Tips for Helping Breast Cancer Patients
SUGGESTIONS FROM BREAST CANCER SURVIVORS:
Make a specific offer of help to the person with breast cancer. A general offer, such as, “Just let me know how I can help,” will likely not result in a request.
- Line up friends or family members to accompany the patient to each of her chemo or radiation treatments.
- Prior to each session, send an email to the patient, telling her who will pick her up that day, wait with her, and return her to her home.
- Orient those accompanying the patient about what to expect: the approximate length of the treatment, the response of the patient to the treatment (it will likely make her sleepy, so don’t feel pressure to entertain or talk constantly), her needs (create as relaxed and comforting an atmosphere as you can.)
- If you’re a breast cancer survivor, offer to suggest a list of questions she may want to ask her doctors. Be sensitive and diplomatic, of course, but because of your own experience, you may know of areas needing discussion of which her family or other friends are unaware.

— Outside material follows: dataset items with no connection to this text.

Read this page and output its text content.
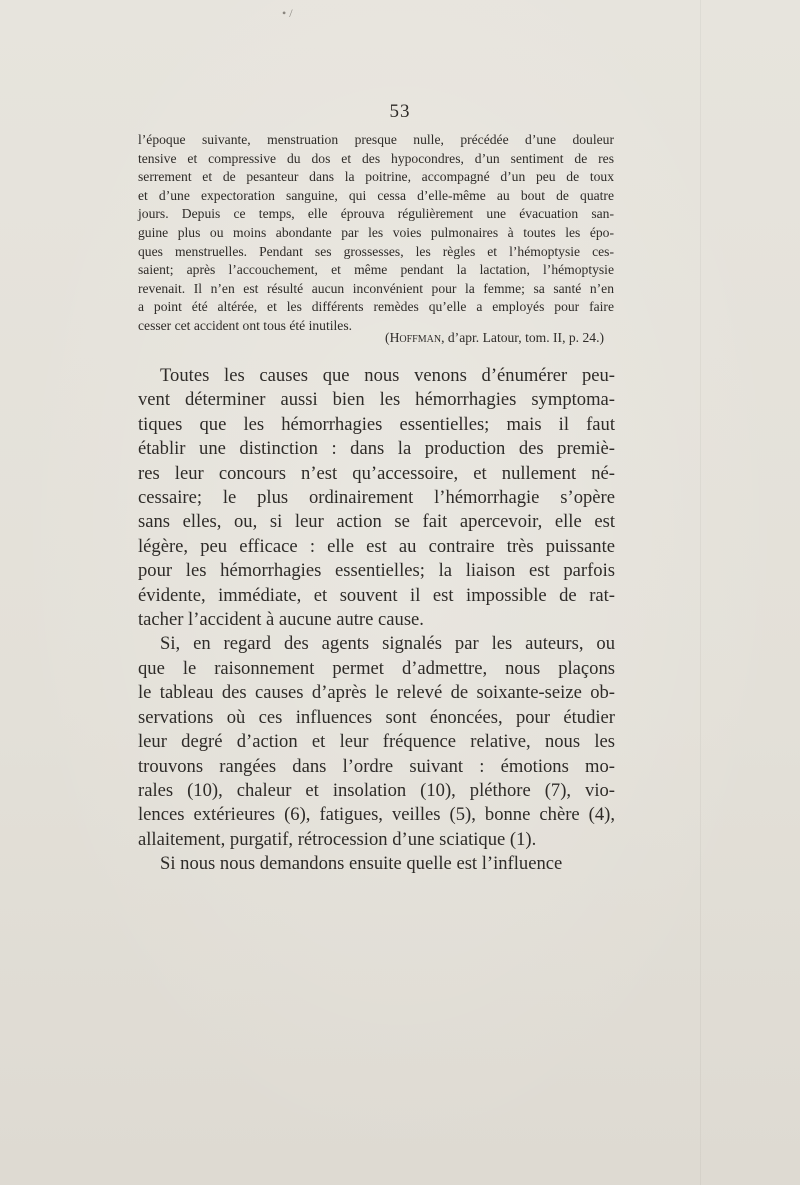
• /
53
l’époque suivante, menstruation presque nulle, précédée d’une douleur
tensive et compressive du dos et des hypocondres, d’un sentiment de res
serrement et de pesanteur dans la poitrine, accompagné d’un peu de toux
et d’une expectoration sanguine, qui cessa d’elle-même au bout de quatre
jours. Depuis ce temps, elle éprouva régulièrement une évacuation san-
guine plus ou moins abondante par les voies pulmonaires à toutes les épo-
ques menstruelles. Pendant ses grossesses, les règles et l’hémoptysie ces-
saient; après l’accouchement, et même pendant la lactation, l’hémoptysie
revenait. Il n’en est résulté aucun inconvénient pour la femme; sa santé n’en
a point été altérée, et les différents remèdes qu’elle a employés pour faire
cesser cet accident ont tous été inutiles.
(Hoffman, d’apr. Latour, tom. II, p. 24.)
Toutes les causes que nous venons d’énumérer peu-
vent déterminer aussi bien les hémorrhagies symptoma-
tiques que les hémorrhagies essentielles; mais il faut
établir une distinction : dans la production des premiè-
res leur concours n’est qu’accessoire, et nullement né-
cessaire; le plus ordinairement l’hémorrhagie s’opère
sans elles, ou, si leur action se fait apercevoir, elle est
légère, peu efficace : elle est au contraire très puissante
pour les hémorrhagies essentielles; la liaison est parfois
évidente, immédiate, et souvent il est impossible de rat-
tacher l’accident à aucune autre cause.
Si, en regard des agents signalés par les auteurs, ou
que le raisonnement permet d’admettre, nous plaçons
le tableau des causes d’après le relevé de soixante-seize ob-
servations où ces influences sont énoncées, pour étudier
leur degré d’action et leur fréquence relative, nous les
trouvons rangées dans l’ordre suivant : émotions mo-
rales (10), chaleur et insolation (10), pléthore (7), vio-
lences extérieures (6), fatigues, veilles (5), bonne chère (4),
allaitement, purgatif, rétrocession d’une sciatique (1).
Si nous nous demandons ensuite quelle est l’influence
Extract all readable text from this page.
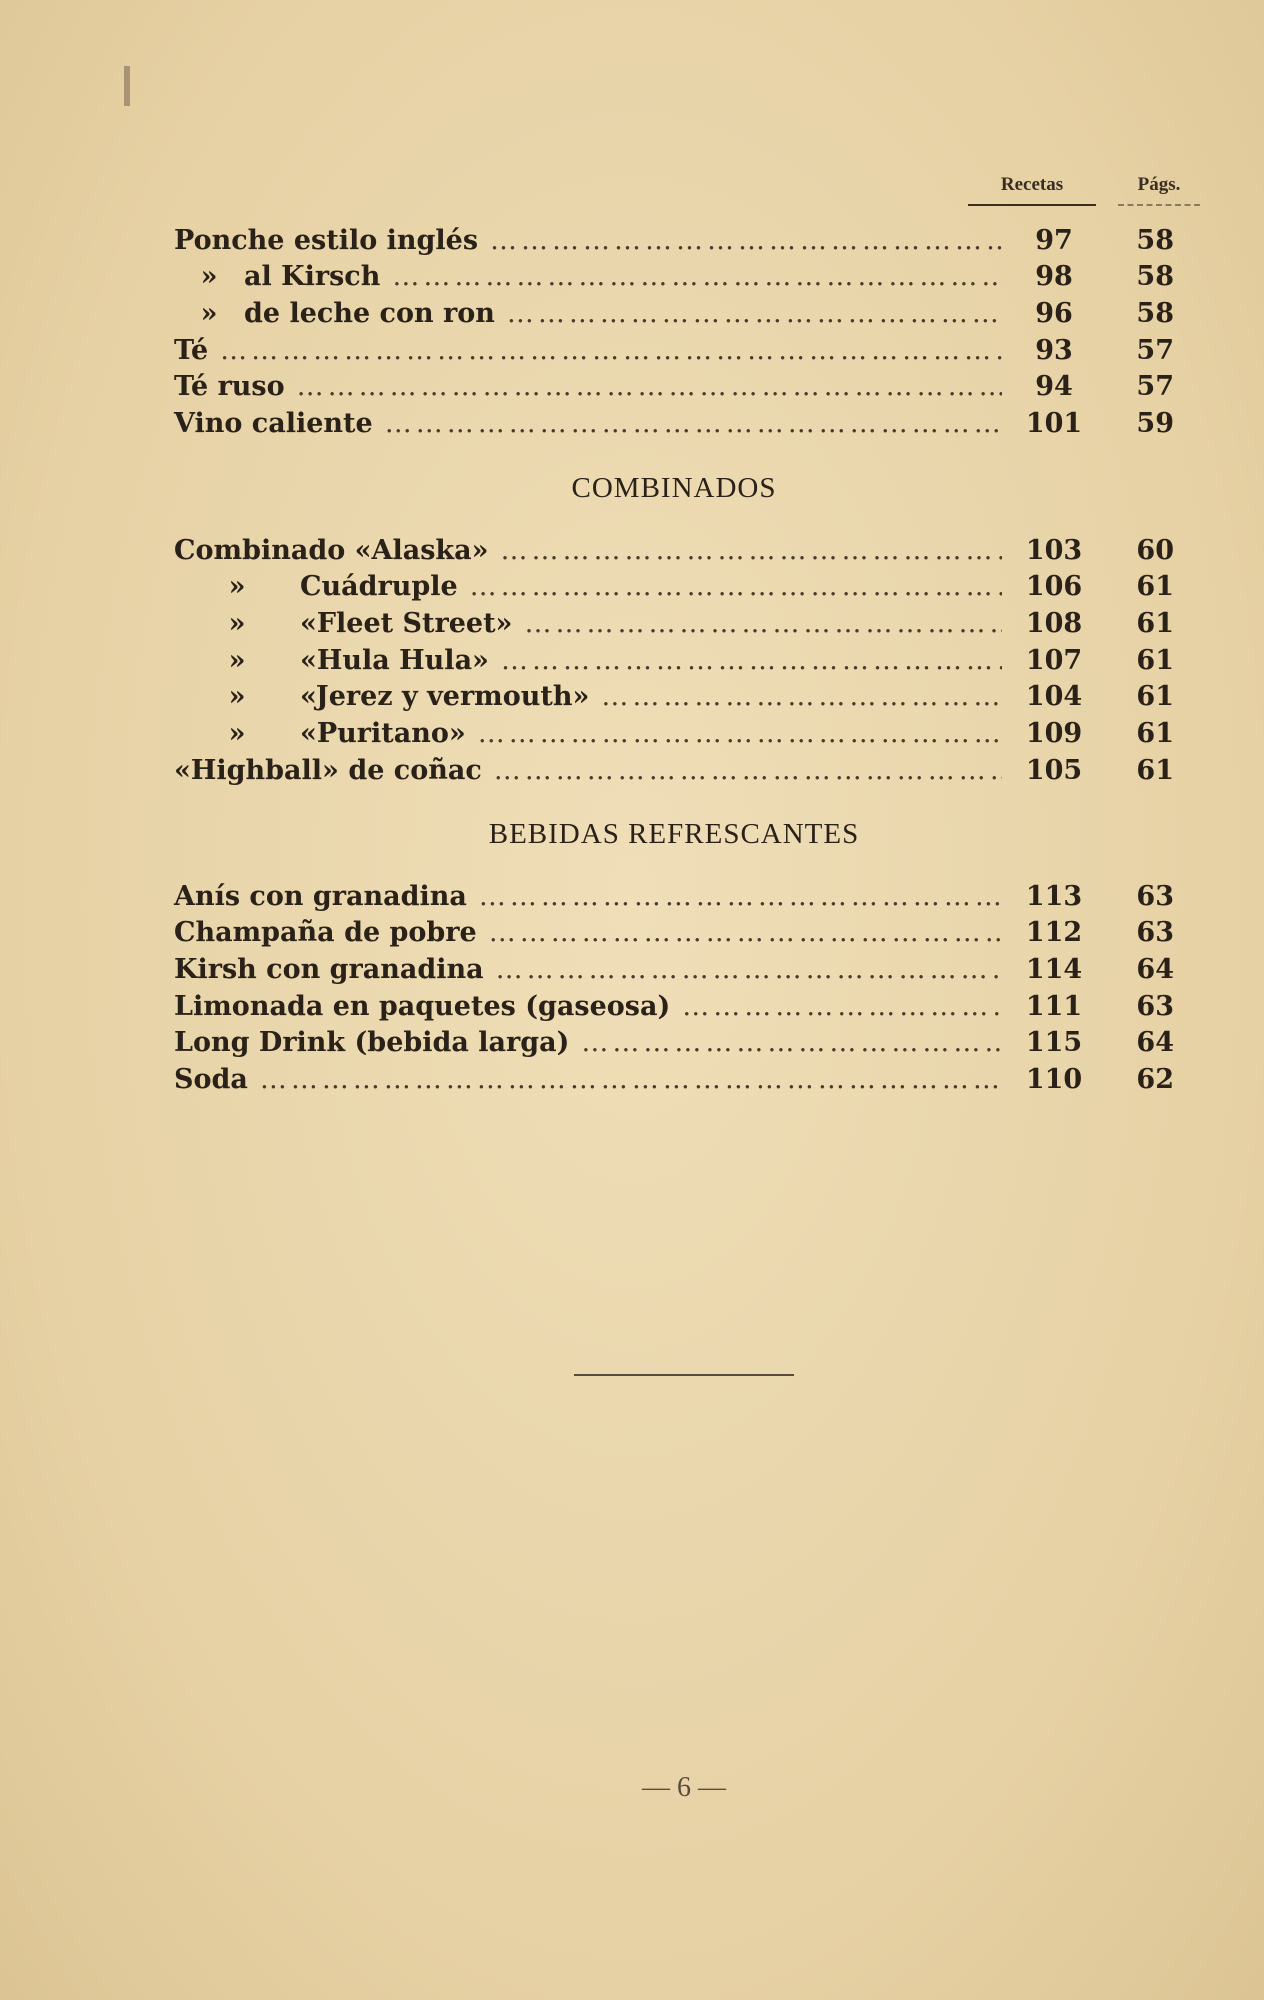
Recetas	Págs.
Ponche estilo inglés ……………………………………………………………………………………………………………………	97	58
» al Kirsch ……………………………………………………………………………………………………………………	98	58
» de leche con ron ……………………………………………………………………………………………………………………	96	58
Té ……………………………………………………………………………………………………………………	93	57
Té ruso ……………………………………………………………………………………………………………………	94	57
Vino caliente ……………………………………………………………………………………………………………………	101	59
COMBINADOS
Combinado «Alaska» ……………………………………………………………………………………………………………………	103	60
»	Cuádruple ……………………………………………………………………………………………………………………	106	61
»	«Fleet Street» ……………………………………………………………………………………………………………………	108	61
»	«Hula Hula» ……………………………………………………………………………………………………………………	107	61
»	«Jerez y vermouth» ……………………………………………………………………………………………………………………	104	61
»	«Puritano» ……………………………………………………………………………………………………………………	109	61
«Highball» de coñac ……………………………………………………………………………………………………………………	105	61
BEBIDAS REFRESCANTES
Anís con granadina ……………………………………………………………………………………………………………………	113	63
Champaña de pobre ……………………………………………………………………………………………………………………	112	63
Kirsh con granadina ……………………………………………………………………………………………………………………	114	64
Limonada en paquetes (gaseosa) ……………………………………………………………………………………………………………………	111	63
Long Drink (bebida larga) ……………………………………………………………………………………………………………………	115	64
Soda ……………………………………………………………………………………………………………………	110	62
— 6 —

- Volunteer to go along to doctor appointments and keep notes for the patient. All of the medical terminology and options to consider can be nearly overwhelming for a patient who is alone. And it can help to have someone to talk to afterwards as she tries to digest all of the information.
- Coordinate a schedule for providing meals to the patient.
- Be sure to check with the patient first, asking for any dietary restrictions and food preferences, as well as the best time of day to deliver the food, the appropriate quantity, and whether the food should be brought hot or cold.
- Ask if she likes meals brought daily, or every other day, or less frequently. (Too much food can be almost as overwhelming as too little.)
- Urge those who supply meals to use containers that do not need to be returned, thus relieving the patient of a possible burden.
- Volunteer to take a meal once a week or once a month.
- Pick up the patient’s grocery list, or offer her a shared grocery list app that you can both access. Then go get her groceries. Ask if she’d like you to put them away when you deliver them.
- Ask if you may do her laundry.
- Ask if you may take her kids for an afternoon or evening.
- Ask if you may clean her bathrooms. She probably won’t ask anyone to do this, but she’ll find it hard to refuse your genuine offer.
- Be ready to talk about your life if the patient asks you.
A Word of Explanation:
While for ease of reading we have referred to the patient as “she” throughout the section, it is important to remember that men are also breast cancer patients and survivors, and each of these tips apply to men as well.